The first strategy is bad in this scenario, what if we revert the “criteria”. The justification now is such that, stock price that drops, tends to rebound and revert back to the “mean” trend. *It’s bad to do curve fitting, but for now, we just try to have a look at what results this strategy would give.
wkret <- function(cl, op){
L <- length(cl)
cl[L]/op[1]-1
}
wkclose <- function(v){
L <- length(v)
v[L]
}
signal <- function(wkreturn, percent = 0 ){
wkreturn < percent
}
roundtripcost <- 0.000 #Assume 0% round trip cost
df4 <- as.data.frame( df2 %>%
mutate(yr = year(Date), wk = week(Date)) %>%
group_by(yr, wk) %>%
summarise(Date = Date[length(Date)], wkreturn = wkret(C, O), wkclose = wkclose(C))
)
df5 <- df4 %>% mutate(signal = lag(signal(wkreturn, 0), 1) ) %>%
mutate(signal2 = lag(signal(wkreturn, 0.02), 1) ) %>%
mutate(adj_wkreturn = wkreturn - roundtripcost) #adjust for round trip cost
actual <- xts(df5$adj_wkreturn, df5$Date);
signal_1 <- xts(df5$adj_wkreturn*df5$signal, df5$Date)
signal_2 <- xts(df5$adj_wkreturn*df5$signal2, df5$Date)
compare <- na.omit(cbind(actual, signal_1, signal_2))
colnames(compare) <- c("Actual", "Signal 1", "Signal 2")
charts.PerformanceSummary(compare)
nostrat <- prod(1+df5$adj_wkreturn, na.rm = T) - 1
strat2a <- prod(1+df5$adj_wkreturn*df5$signal, na.rm = T) - 1
strat2b <- prod(1+df5$adj_wkreturn*df5$signal2, na.rm = T) - 1
Without implementing any strategy (just buy at the start of week and sell at the end of week), the total return is 0.4148288; Strategy 1 (0%) return: 0.90323; Strategy 1 (2%) return: 2.3502055. In other words, Strategy 2 is quite a winning strategy.
**After I did Strategy 1, I realised I could just look at the ACF and PACF plot of the weekly returns. Based on these 2 plots, Strategy 2 should be suggested first, because the weekly returns are actually more negatively autocorrelated than positively autocorrelated.
tsdisplay(actual)
num_of_trades <- sum(df5$signal2, na.rm = T)

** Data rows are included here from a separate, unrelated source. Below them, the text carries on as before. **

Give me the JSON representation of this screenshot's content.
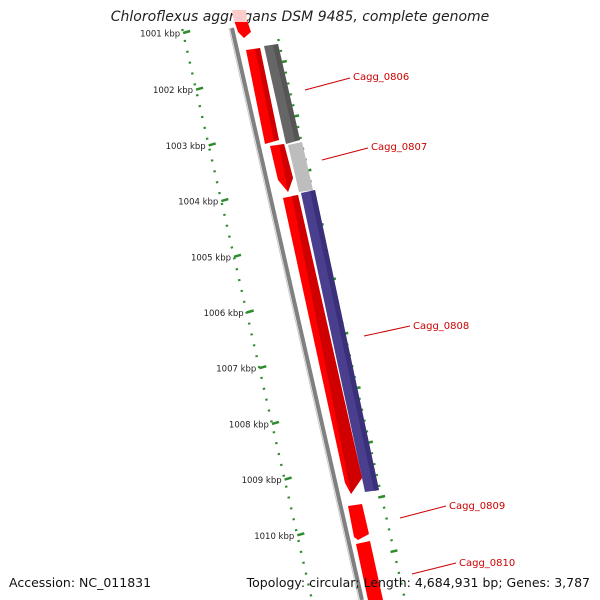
{
  "title": "Chloroflexus aggregans DSM 9485, complete genome",
  "accession": "Accession: NC_011831",
  "summary": "Topology: circular; Length: 4,684,931 bp; Genes: 3,787",
  "colors": {
    "forward_gene": "#ff0000",
    "dark_feature": "#666666",
    "light_feature": "#bdbdbd",
    "purple_feature": "#4a3f8f",
    "ticks": "#2e8b2e",
    "label_color": "#cc0000",
    "backbone": "#808080"
  },
  "scale": {
    "labels": [
      "1001 kbp",
      "1002 kbp",
      "1003 kbp",
      "1004 kbp",
      "1005 kbp",
      "1006 kbp",
      "1007 kbp",
      "1008 kbp",
      "1009 kbp",
      "1010 kbp"
    ]
  },
  "genes": [
    {
      "label": "Cagg_0806"
    },
    {
      "label": "Cagg_0807"
    },
    {
      "label": "Cagg_0808"
    },
    {
      "label": "Cagg_0809"
    },
    {
      "label": "Cagg_0810"
    }
  ]
}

breakeven_roundtripcost <- strat2b/num_of_trades
The number of trades done using Strategy 2 (2%) is 125. For simplicity, assume the breakeven round trip cost is the total return generated divided by the number of trades.
Hence, the breakeven round trip cost is 0.0188016.
Strategy 1 resembles more of a qualitative approach, but it fails in this specific case, I believe it would work on a general stock market.
Strategy 2 resembles more of a statistical approach, where we try to exploit negative autocorrelation in the weekly returns, but this may fail if such autocorrelation disappears due to other external factors (fundamental reasons/changes in the economic environment).